Por isso, quando o Senhor Capelo tenta minar o nosso trabalho, sem compreender convenientemente o que fazemos, coloca essa reputação em causa e poderia, se alguém lhe prestasse atenção, tornar mais difícil a nossa tarefa. É fácil destruir coisas, mas é muito difícil construi-las, peça frágil sobre peça frágil.
Doações e Empréstimos de Paula Rego
A minha mãe doou inicialmente quinhentas e trinta e cinco (535) obras de arte à Casa das Histórias/Câmara Municipal de Cascais. Nestas estavam incluídas duzentas e cinquenta e nove (259) gravuras e duzentos e setenta e oito 278) desenhos. Este número foi sendo aumentado ano após ano e, como é óbvio, as obras doadas mantêm-se no museu. O contrato assinado entre as duas partes proíbe a sua venda, sendo que a Casa das Histórias é o único museu no mundo que alberga a obra gráfica completa da artista. A somar a isto, Paula Rego também concordou em emprestar mais oitenta e seis (86) obras durante dez anos. Quando renovámos o contrato em 2019, as obras emprestadas tiveram de regressar ao Reino Unido exclusivamente devido ao Brexit. Quando se tornaram mais duras as questões aduaneiras, as obras, que pertencem a Ostrich Arts Ltd, a empresa da minha mãe, tiveram de regressar ao seu país de origem antecipando o encerramento de fronteiras. Como tinham sido pintadas em Londres, a Londres tiveram de regressar: tratou-se de mais uma das muitas consequências infelizes do Brexit, mas estas pinturas, apesar disso, bem como o resto da colecção de Paula Rego, permanecem à disposição da Casa das Histórias. A única coisa que se alterou foi o lugar de armazenamento. Assim, a alegação feita pelo Senhor Capelo de que as paredes ficarão vazias é totalmente injustificada.
Demasiado tarde?
O Senhor Capelo também alega que já é demasiado tarde para que o museu e o Estado Português possam adquirir obras da colecção de Paula Rego. Não consegui acompanhar este tipo de raciocínio, porque grande parte dele é bastante confusa, mas parece que tudo se resume à ideia de que a família terá de pagar 40% de Imposto Sucessório às Finanças britânicas. Assumo que para fazer isto, o Senhor Capelo crê que nós tenhamos de vender uma grande quantidade de obras. Também isto é absolutamente errado. A obra de Paula Rego é propriedade da sua empresa, Ostrich Arts Ltd., e como tal é susceptível de lhe ser aplicado o Business Property Relief que a isenta do pagamento de Imposto Sucessório. Também sugere, equivocadamente, que Paula Rego mudou para Victoria Miro Gallery para poder vender a sua colecção rapidamente.

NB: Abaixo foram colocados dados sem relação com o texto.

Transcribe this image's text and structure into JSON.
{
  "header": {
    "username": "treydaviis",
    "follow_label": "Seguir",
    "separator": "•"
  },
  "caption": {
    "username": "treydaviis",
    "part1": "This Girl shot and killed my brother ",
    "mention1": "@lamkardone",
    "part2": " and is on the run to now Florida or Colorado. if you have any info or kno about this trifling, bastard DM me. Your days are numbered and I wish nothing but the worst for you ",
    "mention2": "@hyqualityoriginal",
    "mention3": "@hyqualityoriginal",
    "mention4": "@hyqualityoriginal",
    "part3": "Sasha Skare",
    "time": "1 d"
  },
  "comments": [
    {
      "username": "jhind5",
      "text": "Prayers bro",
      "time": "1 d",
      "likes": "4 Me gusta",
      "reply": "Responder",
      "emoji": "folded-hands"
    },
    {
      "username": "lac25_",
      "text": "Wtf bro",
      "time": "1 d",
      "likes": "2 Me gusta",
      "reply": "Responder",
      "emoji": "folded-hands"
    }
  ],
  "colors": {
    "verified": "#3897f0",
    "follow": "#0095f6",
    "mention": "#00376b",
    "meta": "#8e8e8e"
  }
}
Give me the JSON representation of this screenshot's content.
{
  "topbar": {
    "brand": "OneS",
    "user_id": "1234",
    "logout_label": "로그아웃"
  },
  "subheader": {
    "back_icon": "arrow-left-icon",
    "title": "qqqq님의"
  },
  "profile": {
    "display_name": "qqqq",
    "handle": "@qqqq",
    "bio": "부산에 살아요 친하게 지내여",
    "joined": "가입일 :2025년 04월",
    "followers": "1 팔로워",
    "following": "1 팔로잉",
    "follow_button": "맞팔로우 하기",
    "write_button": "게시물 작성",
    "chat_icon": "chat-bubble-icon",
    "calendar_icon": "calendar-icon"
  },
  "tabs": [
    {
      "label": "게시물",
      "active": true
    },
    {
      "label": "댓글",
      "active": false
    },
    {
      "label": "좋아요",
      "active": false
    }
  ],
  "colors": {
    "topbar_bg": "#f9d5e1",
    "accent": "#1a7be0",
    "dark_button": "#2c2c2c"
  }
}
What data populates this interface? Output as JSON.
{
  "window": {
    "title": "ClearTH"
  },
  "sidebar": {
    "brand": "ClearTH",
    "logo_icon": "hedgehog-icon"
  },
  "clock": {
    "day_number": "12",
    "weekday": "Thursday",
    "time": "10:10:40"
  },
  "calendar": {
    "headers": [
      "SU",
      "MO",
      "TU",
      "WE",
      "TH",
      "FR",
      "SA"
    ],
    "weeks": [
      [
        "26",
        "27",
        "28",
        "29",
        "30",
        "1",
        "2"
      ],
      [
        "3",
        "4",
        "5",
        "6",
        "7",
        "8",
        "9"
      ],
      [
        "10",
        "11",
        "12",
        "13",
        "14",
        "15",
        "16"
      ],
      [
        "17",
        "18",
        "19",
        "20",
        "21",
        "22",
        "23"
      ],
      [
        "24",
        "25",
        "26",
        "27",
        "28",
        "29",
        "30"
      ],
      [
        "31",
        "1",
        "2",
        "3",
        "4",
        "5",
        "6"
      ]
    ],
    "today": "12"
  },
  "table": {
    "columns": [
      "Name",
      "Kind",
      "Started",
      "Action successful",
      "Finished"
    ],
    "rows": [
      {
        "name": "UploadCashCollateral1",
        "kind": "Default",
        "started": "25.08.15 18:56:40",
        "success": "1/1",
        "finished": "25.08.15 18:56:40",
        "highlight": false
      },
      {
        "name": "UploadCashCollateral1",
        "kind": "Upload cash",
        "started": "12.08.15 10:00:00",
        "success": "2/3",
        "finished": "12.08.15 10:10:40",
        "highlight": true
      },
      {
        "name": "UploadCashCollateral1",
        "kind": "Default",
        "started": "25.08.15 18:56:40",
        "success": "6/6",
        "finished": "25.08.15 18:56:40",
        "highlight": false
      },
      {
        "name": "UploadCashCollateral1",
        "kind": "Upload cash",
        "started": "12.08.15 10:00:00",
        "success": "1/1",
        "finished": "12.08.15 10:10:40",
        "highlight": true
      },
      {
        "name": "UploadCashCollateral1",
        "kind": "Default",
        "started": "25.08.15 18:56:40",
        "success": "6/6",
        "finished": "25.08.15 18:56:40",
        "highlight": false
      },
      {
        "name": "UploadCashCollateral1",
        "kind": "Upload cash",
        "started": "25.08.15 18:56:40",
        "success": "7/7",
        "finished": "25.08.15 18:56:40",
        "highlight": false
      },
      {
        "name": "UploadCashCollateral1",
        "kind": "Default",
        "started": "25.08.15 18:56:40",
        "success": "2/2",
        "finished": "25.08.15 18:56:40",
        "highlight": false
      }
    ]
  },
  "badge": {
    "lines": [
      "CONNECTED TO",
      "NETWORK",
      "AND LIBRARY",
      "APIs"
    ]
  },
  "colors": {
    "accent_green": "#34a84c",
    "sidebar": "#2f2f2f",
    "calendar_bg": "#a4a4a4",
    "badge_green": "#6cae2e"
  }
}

Depois dedica-se a uma avaliação (mais um simples <<palpite>>, talvez) da colecção. Esta é a parte mais risível do artigo. Em primeiro lugar, parece ignorar o período mais valioso da produção de Paula Rego – os pastéis de 1994 a 2012. Em segundo lugar, não conhece a colecção. As oitenta e seis obras (86) que regressaram a Londres em 2019 representam apenas uma parcela da colecção. Em terceiro lugar, baseia largamente a avaliação num website chamado Artnet que assenta em preços do Mercado Secundário.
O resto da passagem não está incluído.